Facts: In 1960, the Cuban Government confiscated the business and assets of the five leading
manufacturers of Havana cigars. After an intervention (nationalization) by Cuba, interventors
(those named to possess and occupy the seized businesses) nationalized five major cigar plants,
importing the cigars to different places including the United States. The former owners of the
five leading cigar manufacturers in Cuba (most of whom fled to the United States) brought
action against the petitioner and two other importers for the purchase price of cigars that had
been shipped to the importers from the seized Cuban plants. Some purchasers even mistakenly
paid money owed to the original owners for shipments made before the intervention to the
interventors.

Both the former owners and the interventors asserted their right to the sums due from the post-
intervention shipments.

The District Court, acknowledging that under the act of state doctrine, it had to give effect to
the 1960 confiscation as it purported to take the property of Cubans in Cuba, allowing
interventors to collect money for postintervention shipments, but held that the former owners
were entitled to the preintervention accounts receivable. Both District Court and Court of
Appeals held that interventors were not entitled to the preinterventions money collected.

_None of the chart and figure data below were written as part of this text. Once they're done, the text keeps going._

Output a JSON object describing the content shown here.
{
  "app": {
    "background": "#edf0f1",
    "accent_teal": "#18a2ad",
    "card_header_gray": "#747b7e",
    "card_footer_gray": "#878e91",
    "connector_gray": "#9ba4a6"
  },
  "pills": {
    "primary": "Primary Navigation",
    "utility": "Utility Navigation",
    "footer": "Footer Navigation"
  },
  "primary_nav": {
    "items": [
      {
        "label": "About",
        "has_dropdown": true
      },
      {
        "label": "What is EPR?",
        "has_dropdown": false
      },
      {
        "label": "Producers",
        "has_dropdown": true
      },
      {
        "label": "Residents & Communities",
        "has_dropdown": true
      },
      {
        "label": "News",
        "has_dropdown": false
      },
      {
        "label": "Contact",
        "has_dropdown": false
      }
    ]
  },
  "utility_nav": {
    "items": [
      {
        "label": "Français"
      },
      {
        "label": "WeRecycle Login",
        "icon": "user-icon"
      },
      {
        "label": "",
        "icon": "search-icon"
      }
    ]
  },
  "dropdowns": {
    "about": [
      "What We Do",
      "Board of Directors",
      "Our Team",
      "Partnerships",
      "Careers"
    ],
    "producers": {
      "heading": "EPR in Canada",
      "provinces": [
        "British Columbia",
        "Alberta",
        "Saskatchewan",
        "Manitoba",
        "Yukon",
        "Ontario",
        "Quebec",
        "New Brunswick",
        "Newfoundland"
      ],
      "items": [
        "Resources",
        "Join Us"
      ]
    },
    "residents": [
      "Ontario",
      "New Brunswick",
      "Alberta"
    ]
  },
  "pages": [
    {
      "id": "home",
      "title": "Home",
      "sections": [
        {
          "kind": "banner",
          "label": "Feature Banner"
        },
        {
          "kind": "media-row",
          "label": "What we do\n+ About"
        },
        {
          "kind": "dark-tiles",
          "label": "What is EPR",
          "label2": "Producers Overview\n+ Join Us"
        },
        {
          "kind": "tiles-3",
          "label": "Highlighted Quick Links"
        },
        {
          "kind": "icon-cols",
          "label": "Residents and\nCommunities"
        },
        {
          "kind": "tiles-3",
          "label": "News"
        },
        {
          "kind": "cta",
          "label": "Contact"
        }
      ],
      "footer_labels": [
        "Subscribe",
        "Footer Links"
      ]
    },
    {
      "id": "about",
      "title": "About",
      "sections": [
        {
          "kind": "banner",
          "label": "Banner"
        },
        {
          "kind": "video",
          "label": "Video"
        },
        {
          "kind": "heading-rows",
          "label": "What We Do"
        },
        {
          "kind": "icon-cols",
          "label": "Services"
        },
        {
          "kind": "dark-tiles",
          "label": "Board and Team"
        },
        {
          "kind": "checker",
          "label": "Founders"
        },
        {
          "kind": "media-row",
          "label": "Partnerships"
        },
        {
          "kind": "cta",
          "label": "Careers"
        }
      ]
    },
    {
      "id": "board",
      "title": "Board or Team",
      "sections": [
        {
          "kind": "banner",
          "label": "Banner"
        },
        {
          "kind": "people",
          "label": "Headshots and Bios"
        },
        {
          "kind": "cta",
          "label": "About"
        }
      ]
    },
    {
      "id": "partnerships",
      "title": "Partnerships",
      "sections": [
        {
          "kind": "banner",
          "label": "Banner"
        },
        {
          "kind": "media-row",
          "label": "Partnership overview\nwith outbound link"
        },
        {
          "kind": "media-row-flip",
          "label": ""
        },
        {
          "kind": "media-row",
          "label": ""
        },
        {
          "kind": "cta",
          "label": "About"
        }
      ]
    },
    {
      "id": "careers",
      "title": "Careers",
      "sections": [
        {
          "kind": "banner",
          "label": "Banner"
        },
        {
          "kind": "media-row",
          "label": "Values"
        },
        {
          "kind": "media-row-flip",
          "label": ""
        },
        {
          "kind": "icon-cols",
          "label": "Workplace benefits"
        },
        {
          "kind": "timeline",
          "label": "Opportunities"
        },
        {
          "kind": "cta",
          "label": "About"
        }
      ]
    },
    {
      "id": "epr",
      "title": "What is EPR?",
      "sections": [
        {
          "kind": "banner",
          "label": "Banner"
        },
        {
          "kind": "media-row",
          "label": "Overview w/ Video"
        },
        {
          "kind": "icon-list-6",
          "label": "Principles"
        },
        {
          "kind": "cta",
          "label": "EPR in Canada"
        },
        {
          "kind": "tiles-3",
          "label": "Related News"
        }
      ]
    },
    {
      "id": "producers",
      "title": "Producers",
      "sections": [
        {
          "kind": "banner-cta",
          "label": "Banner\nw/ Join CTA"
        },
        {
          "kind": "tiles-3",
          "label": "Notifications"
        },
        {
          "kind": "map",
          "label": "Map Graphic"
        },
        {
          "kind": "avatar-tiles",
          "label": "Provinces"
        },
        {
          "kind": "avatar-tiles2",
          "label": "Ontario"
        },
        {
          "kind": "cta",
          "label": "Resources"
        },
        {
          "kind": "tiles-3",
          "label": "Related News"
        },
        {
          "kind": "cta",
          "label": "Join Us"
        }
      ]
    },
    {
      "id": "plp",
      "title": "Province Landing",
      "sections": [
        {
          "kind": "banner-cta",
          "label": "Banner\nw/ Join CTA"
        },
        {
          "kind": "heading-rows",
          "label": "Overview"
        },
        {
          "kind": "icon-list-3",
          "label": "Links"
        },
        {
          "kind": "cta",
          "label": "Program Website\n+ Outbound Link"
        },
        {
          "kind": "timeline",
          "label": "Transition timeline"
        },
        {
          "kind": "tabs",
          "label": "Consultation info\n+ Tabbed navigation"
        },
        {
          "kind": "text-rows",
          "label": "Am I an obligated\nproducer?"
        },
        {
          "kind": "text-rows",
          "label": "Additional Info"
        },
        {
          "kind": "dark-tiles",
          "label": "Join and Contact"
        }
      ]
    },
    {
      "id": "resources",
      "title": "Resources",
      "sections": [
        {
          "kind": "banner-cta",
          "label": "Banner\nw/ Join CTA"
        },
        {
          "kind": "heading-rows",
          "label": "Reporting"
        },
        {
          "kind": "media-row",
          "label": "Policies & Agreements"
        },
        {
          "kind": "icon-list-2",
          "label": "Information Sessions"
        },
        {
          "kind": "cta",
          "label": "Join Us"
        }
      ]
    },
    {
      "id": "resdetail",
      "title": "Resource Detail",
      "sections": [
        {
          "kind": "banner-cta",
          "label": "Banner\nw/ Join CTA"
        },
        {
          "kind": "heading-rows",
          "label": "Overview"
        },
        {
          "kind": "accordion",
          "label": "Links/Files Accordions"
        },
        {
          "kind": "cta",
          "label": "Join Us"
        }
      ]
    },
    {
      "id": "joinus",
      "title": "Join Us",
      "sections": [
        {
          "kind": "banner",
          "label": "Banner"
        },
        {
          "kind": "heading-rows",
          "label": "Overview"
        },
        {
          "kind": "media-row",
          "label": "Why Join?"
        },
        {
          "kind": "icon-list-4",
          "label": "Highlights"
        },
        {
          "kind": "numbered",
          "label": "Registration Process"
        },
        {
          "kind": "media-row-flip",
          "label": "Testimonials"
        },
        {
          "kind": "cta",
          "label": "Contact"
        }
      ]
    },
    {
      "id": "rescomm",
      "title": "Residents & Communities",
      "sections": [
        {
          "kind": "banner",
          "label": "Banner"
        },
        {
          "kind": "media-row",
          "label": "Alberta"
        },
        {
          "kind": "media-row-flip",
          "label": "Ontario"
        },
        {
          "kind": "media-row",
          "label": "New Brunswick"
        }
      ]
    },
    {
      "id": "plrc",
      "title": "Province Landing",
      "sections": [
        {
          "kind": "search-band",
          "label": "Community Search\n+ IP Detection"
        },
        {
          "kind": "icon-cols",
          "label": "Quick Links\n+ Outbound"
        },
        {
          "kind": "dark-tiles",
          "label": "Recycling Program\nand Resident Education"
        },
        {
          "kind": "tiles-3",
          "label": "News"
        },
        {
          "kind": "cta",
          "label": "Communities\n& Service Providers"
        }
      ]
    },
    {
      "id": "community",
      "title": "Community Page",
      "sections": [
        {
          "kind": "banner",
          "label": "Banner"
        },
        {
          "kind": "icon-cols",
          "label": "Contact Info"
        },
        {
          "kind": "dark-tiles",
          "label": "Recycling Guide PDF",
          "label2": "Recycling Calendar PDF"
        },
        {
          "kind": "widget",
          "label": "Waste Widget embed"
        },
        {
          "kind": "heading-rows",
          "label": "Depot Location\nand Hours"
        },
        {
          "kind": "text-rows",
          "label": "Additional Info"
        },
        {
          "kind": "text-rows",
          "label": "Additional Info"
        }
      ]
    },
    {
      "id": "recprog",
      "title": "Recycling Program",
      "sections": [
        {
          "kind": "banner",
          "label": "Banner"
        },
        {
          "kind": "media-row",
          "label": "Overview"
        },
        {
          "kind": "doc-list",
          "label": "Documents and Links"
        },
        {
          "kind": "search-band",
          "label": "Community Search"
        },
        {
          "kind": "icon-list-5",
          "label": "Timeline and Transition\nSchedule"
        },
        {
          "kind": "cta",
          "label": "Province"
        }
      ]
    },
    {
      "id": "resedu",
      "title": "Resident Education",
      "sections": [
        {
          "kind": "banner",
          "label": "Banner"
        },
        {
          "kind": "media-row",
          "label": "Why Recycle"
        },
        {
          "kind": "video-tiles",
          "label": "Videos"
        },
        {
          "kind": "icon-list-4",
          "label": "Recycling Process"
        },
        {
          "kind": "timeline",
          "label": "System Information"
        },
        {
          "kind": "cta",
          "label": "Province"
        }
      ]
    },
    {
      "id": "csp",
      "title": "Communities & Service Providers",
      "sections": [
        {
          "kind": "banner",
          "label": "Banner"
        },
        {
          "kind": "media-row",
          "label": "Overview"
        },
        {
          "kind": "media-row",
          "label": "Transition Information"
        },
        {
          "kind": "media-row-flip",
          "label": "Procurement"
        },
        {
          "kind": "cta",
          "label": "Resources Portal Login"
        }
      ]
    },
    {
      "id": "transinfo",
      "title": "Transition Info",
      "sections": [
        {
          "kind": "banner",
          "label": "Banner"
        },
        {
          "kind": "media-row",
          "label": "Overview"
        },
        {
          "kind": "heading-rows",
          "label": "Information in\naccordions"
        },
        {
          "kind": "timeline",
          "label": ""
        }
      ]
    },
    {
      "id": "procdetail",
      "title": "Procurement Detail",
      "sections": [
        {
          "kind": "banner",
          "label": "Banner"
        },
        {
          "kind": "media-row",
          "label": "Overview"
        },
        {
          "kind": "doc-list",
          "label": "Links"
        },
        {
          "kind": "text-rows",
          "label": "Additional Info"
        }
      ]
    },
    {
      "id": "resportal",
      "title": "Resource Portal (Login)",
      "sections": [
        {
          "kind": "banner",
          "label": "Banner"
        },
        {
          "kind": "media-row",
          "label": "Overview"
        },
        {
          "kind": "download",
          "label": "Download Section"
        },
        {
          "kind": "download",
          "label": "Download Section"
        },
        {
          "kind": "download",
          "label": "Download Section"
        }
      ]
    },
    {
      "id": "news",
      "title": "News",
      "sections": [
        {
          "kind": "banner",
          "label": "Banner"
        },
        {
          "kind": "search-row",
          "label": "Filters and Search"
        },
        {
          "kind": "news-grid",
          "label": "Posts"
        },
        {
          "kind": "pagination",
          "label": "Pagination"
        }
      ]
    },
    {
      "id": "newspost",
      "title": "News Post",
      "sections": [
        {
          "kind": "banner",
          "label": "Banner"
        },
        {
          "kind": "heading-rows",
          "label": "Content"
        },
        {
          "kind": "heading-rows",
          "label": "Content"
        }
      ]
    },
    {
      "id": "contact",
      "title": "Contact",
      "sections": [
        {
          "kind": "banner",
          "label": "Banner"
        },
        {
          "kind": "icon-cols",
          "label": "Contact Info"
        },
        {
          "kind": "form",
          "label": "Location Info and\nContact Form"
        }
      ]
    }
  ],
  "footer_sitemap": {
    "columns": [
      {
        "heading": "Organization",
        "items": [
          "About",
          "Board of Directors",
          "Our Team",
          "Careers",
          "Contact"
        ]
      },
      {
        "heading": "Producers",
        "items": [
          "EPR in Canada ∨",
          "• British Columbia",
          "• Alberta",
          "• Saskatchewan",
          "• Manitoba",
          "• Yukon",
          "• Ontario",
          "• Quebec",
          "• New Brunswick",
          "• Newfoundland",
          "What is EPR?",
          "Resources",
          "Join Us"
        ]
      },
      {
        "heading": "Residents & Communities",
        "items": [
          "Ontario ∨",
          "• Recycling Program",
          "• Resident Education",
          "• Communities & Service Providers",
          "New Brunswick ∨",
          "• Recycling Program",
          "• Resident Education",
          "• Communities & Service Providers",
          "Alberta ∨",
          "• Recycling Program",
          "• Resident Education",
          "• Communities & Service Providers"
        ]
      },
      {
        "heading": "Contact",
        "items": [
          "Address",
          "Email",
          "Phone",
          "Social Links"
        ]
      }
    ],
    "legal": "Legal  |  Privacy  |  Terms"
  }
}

The interventors countered that the repayment obligation is a quasi-contractual debt in Cuba and
that their refusal to pay was an act of state not subject to question in American courts. The
interventors are acting on behalf of the state and are therefore not subject to the American court
system.

Issue: Does the Supreme Court of the United States have jurisdiction to hear this case? Does the
Act of State Doctrine apply to Cuba?

Held:
On the issue of jurisdiction, the Supreme Court has jurisdiction in this case. There is nothing in
the record of this case revealing an act of state with respect to the interventors obligation to
return the sums mistakenly paid to them. There was no statute, decree, or order from the Cuban
Government refusing to pay. The interventors do not acquire state and governmental power by
virtue of their appointment. The interventors refusal to pay the mistakenly received funds does
not constitute an act of state it is merely commercial. Because Cuba is not acting as a state, ut
rather a commercial actor, the doctrine of restrictive sovereign immunity is to be applied. It
provides that foreign heads of state are not immune from repaying debts incurred from
transactions commercial in nature heads of state are not protected in the realm of commercial
action when acting only as commercial actors.